8. The production process according to claim 7, wherein in the step 1), the weight ratio of the scleroglucan, water and the base is 12:(180-220):(4-8), and/or, in the step 1), the reaction is carried out at a temperature of 60-70° C., for 0.5-2 h, and/or, in the step 2), the weight ratio of the carboxylic acid monomer represented by formula (X-1), the pyrrolidone monomer represented by formula (X-4), the amide monomer represented by formula (X-2), the sulfonic acid monomer represented by formula (X-3), the base and water is 20:(15-18):(54-64):(27-36):(6-8):(50-80), and/or, in the step 2), the weight ratio of the carboxylic acid monomer represented by formula (X-1), the phenyl monomer represented by formula (X-5), and the siloxane-based monomer represented by formula (X-6) is 20:(27-45):(9-15), and/or, in the step 2), the mixing temperature is 30-40° C., and/or, in the step 3), the weight ratio of the mixed monomer (calculated as the total weight of all the monomers), the scleroglucan gel (calculated as the weight of the scleroglucan) and the free radical polymerization initiator is (152-198): 12:(0.8-1.6), and/or, in the step 3), the pH value of the polymerization reaction system is controlled to be 8-10, the reaction temperature is 40-70° C., the reaction duration is 4-10 h, and/or, in the step 3), the drying temperature is 80-100° C.

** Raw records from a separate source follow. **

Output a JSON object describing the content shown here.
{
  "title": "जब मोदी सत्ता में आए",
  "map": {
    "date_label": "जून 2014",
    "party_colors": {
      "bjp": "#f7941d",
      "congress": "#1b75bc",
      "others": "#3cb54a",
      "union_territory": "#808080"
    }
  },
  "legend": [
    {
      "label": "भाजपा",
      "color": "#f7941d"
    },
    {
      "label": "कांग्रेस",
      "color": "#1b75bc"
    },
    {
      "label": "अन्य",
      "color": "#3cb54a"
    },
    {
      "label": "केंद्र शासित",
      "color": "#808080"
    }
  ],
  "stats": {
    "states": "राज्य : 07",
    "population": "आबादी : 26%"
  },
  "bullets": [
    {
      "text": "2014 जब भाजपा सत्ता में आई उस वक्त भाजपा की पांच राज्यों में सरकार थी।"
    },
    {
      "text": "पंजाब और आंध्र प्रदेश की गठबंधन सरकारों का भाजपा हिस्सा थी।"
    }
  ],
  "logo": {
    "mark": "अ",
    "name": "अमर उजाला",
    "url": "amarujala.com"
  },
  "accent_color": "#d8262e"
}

9. A drilling fluid composition, comprising a substituted scleroglucan, a base slurry and optionally at least one treating agent, wherein the substituted scleroglucan is a substituted scleroglucan or a mixture of a plurality of substituted scleroglucans according to claim 1.

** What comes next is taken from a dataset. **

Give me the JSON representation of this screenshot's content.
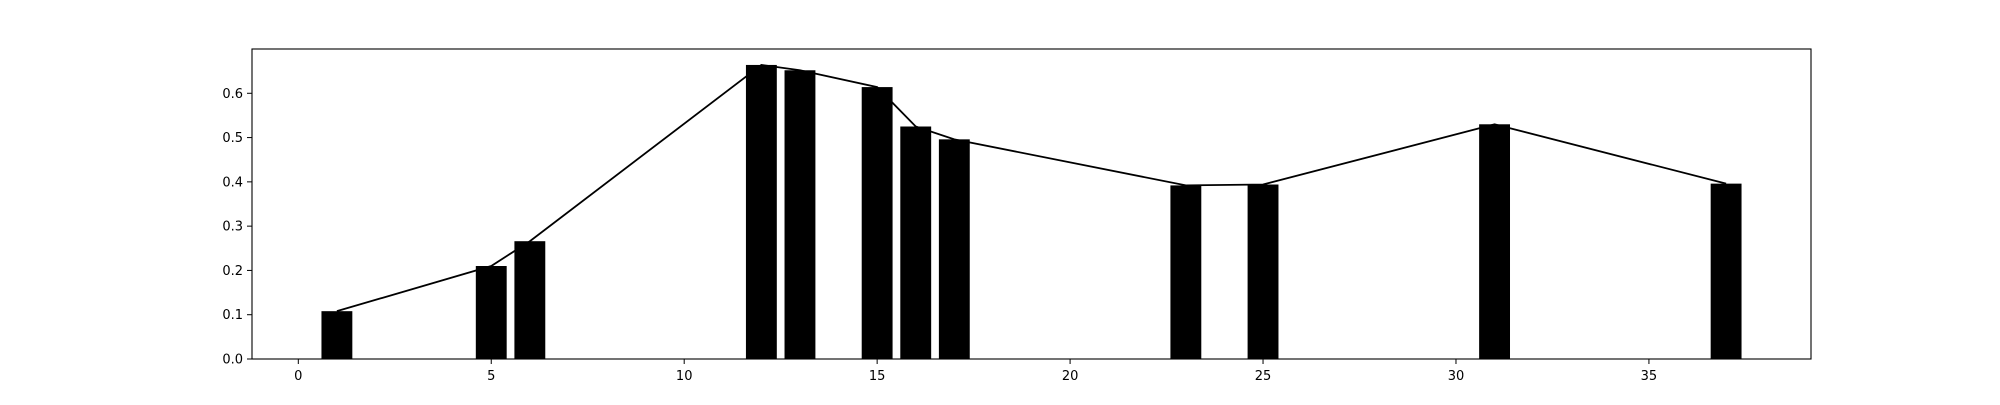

10. A drilling fluid composition according to claim 9, wherein the substituted scleroglucan is present in an amount of 0.5 to 10.0 wt % (preferably 1.5 to 5.0 wt %) by weight, based on 100 wt % of the total weight of the drilling fluid composition.

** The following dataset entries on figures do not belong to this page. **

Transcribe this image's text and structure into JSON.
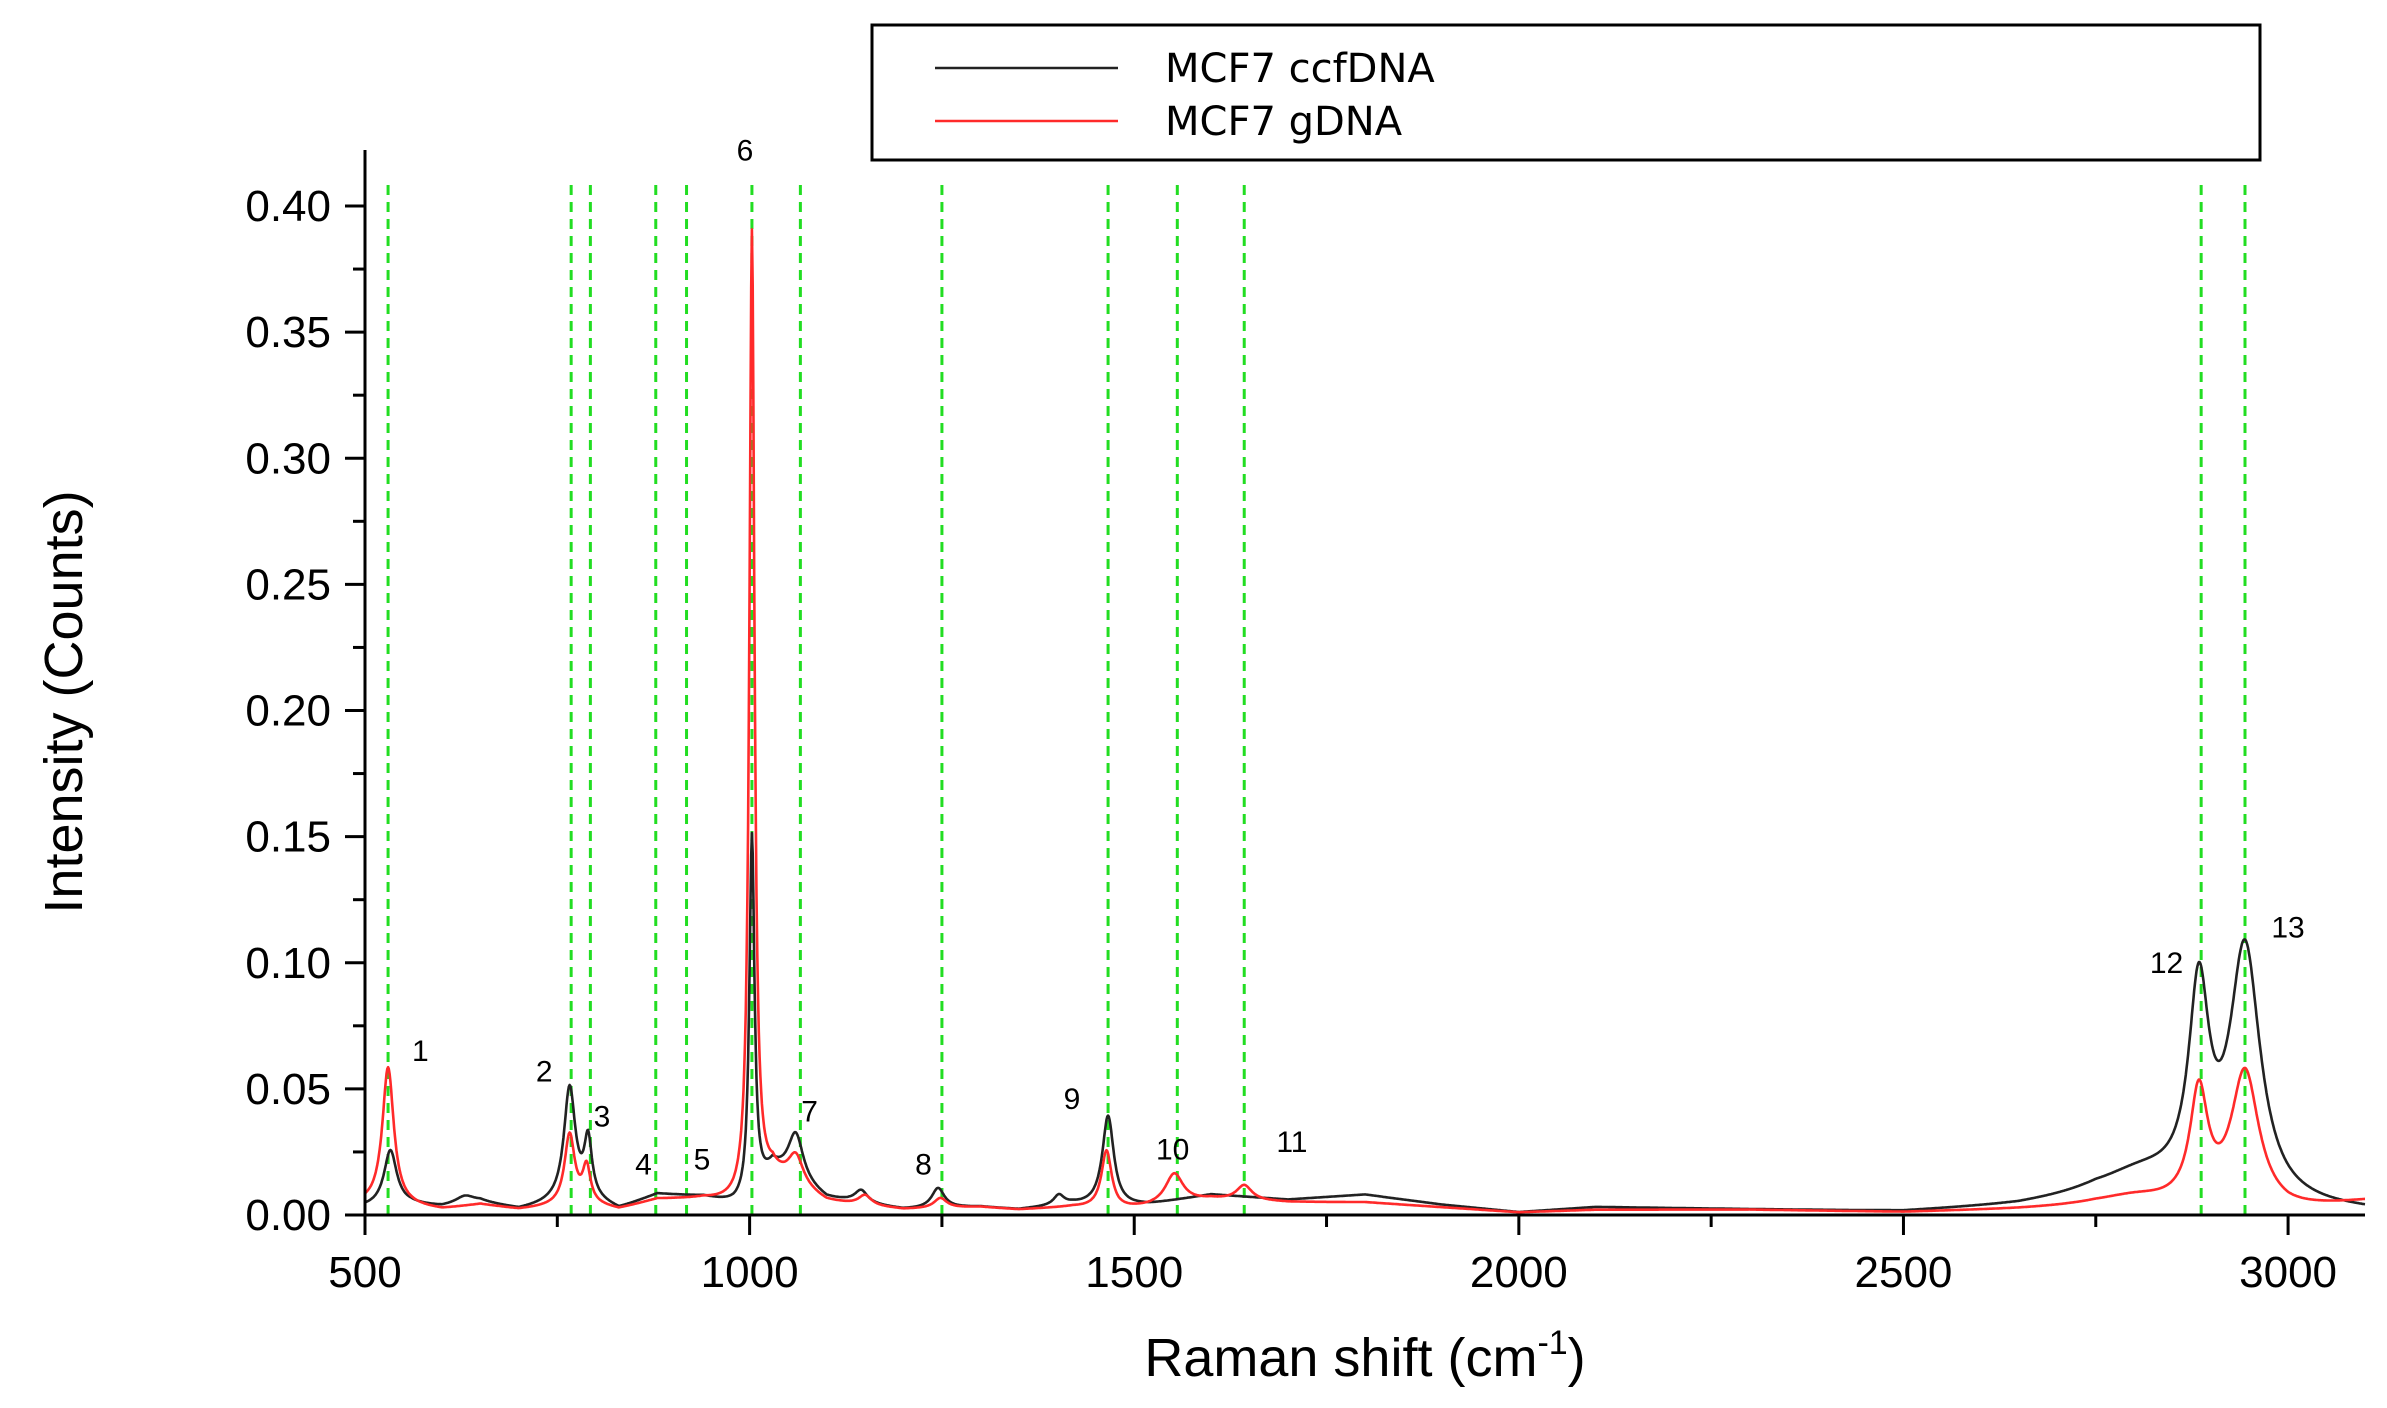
{
  "chart_data": {
    "type": "line",
    "xlabel_prefix": "Raman shift (cm",
    "xlabel_sup": "-1",
    "xlabel_suffix": ")",
    "ylabel": "Intensity (Counts)",
    "xlim": [
      500,
      3100
    ],
    "ylim": [
      0,
      0.42
    ],
    "xticks": [
      500,
      1000,
      1500,
      2000,
      2500,
      3000
    ],
    "xtick_labels": [
      "500",
      "1000",
      "1500",
      "2000",
      "2500",
      "3000"
    ],
    "yticks": [
      0.0,
      0.05,
      0.1,
      0.15,
      0.2,
      0.25,
      0.3,
      0.35,
      0.4
    ],
    "ytick_labels": [
      "0.00",
      "0.05",
      "0.10",
      "0.15",
      "0.20",
      "0.25",
      "0.30",
      "0.35",
      "0.40"
    ],
    "legend": [
      {
        "label": "MCF7 ccfDNA",
        "color": "#222222"
      },
      {
        "label": "MCF7 gDNA",
        "color": "#ff2a2a"
      }
    ],
    "reference_line_color": "#22dd22",
    "reference_lines": [
      530,
      768,
      793,
      878,
      918,
      1003,
      1066,
      1250,
      1466,
      1556,
      1643,
      2887,
      2944
    ],
    "peak_labels": [
      {
        "text": "1",
        "x": 572,
        "y": 0.061
      },
      {
        "text": "2",
        "x": 733,
        "y": 0.053
      },
      {
        "text": "3",
        "x": 808,
        "y": 0.035
      },
      {
        "text": "4",
        "x": 862,
        "y": 0.016
      },
      {
        "text": "5",
        "x": 938,
        "y": 0.018
      },
      {
        "text": "6",
        "x": 994,
        "y": 0.418
      },
      {
        "text": "7",
        "x": 1078,
        "y": 0.037
      },
      {
        "text": "8",
        "x": 1226,
        "y": 0.016
      },
      {
        "text": "9",
        "x": 1419,
        "y": 0.042
      },
      {
        "text": "10",
        "x": 1550,
        "y": 0.022
      },
      {
        "text": "11",
        "x": 1705,
        "y": 0.025
      },
      {
        "text": "12",
        "x": 2842,
        "y": 0.096
      },
      {
        "text": "13",
        "x": 3000,
        "y": 0.11
      }
    ],
    "series": [
      {
        "name": "MCF7 ccfDNA",
        "color": "#222222",
        "baseline": [
          [
            500,
            0.003
          ],
          [
            560,
            0.004
          ],
          [
            600,
            0.003
          ],
          [
            650,
            0.005
          ],
          [
            700,
            0.002
          ],
          [
            740,
            0.004
          ],
          [
            790,
            0.006
          ],
          [
            830,
            0.002
          ],
          [
            880,
            0.008
          ],
          [
            940,
            0.007
          ],
          [
            980,
            0.004
          ],
          [
            1000,
            0.004
          ],
          [
            1030,
            0.018
          ],
          [
            1100,
            0.006
          ],
          [
            1130,
            0.005
          ],
          [
            1200,
            0.002
          ],
          [
            1300,
            0.003
          ],
          [
            1350,
            0.002
          ],
          [
            1420,
            0.004
          ],
          [
            1480,
            0.003
          ],
          [
            1520,
            0.004
          ],
          [
            1600,
            0.008
          ],
          [
            1700,
            0.006
          ],
          [
            1800,
            0.008
          ],
          [
            1900,
            0.004
          ],
          [
            2000,
            0.001
          ],
          [
            2100,
            0.003
          ],
          [
            2300,
            0.002
          ],
          [
            2500,
            0.001
          ],
          [
            2650,
            0.003
          ],
          [
            2750,
            0.006
          ],
          [
            3000,
            0.002
          ],
          [
            3100,
            0.001
          ]
        ],
        "peaks": [
          [
            533,
            0.022,
            10
          ],
          [
            630,
            0.003,
            15
          ],
          [
            766,
            0.045,
            9
          ],
          [
            790,
            0.022,
            6
          ],
          [
            1003,
            0.145,
            4
          ],
          [
            1060,
            0.019,
            12
          ],
          [
            1145,
            0.005,
            10
          ],
          [
            1245,
            0.008,
            10
          ],
          [
            1402,
            0.004,
            8
          ],
          [
            1466,
            0.036,
            9
          ],
          [
            2884,
            0.078,
            16
          ],
          [
            2944,
            0.099,
            24
          ],
          [
            2810,
            0.01,
            70
          ]
        ]
      },
      {
        "name": "MCF7 gDNA",
        "color": "#ff2a2a",
        "baseline": [
          [
            500,
            0.004
          ],
          [
            560,
            0.003
          ],
          [
            600,
            0.002
          ],
          [
            650,
            0.004
          ],
          [
            700,
            0.002
          ],
          [
            740,
            0.003
          ],
          [
            790,
            0.004
          ],
          [
            830,
            0.002
          ],
          [
            880,
            0.006
          ],
          [
            940,
            0.006
          ],
          [
            980,
            0.004
          ],
          [
            1000,
            0.004
          ],
          [
            1030,
            0.015
          ],
          [
            1100,
            0.005
          ],
          [
            1130,
            0.004
          ],
          [
            1200,
            0.002
          ],
          [
            1300,
            0.003
          ],
          [
            1350,
            0.002
          ],
          [
            1420,
            0.003
          ],
          [
            1480,
            0.002
          ],
          [
            1520,
            0.003
          ],
          [
            1600,
            0.006
          ],
          [
            1700,
            0.005
          ],
          [
            1800,
            0.005
          ],
          [
            1900,
            0.003
          ],
          [
            2000,
            0.001
          ],
          [
            2100,
            0.002
          ],
          [
            2300,
            0.002
          ],
          [
            2500,
            0.001
          ],
          [
            2650,
            0.002
          ],
          [
            2750,
            0.003
          ],
          [
            3000,
            0.001
          ],
          [
            3100,
            0.005
          ]
        ],
        "peaks": [
          [
            530,
            0.055,
            9
          ],
          [
            766,
            0.028,
            8
          ],
          [
            788,
            0.014,
            6
          ],
          [
            1003,
            0.385,
            4
          ],
          [
            1060,
            0.012,
            12
          ],
          [
            1150,
            0.004,
            10
          ],
          [
            1248,
            0.004,
            10
          ],
          [
            1464,
            0.023,
            8
          ],
          [
            1552,
            0.012,
            14
          ],
          [
            1643,
            0.006,
            12
          ],
          [
            2884,
            0.044,
            14
          ],
          [
            2944,
            0.054,
            22
          ],
          [
            2800,
            0.004,
            60
          ]
        ]
      }
    ]
  }
}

11. A process of producing a drilling fluid composition, comprising mixing a substituted scleroglucan, a base slurry and optionally at least one treating agent (preferably mixing the substituted scleroglucan with the base slurry first and then mixing the obtained mixture with the optionally at least one treating agent) to obtain the drilling fluid composition, wherein the substituted scleroglucan is a substituted scleroglucan or a mixture of a plurality of substituted scleroglucans according to claim 1, or a substituted scleroglucan, and optionally subjecting the obtained drilling fluid composition to an aging treatment (preferably at a treatment temperature of 120-200° C. or 140-180° C., preferably at a treatment temperature of 155-165° C. for 10-30 hours or 15-20 hours, preferably 15-17 hours).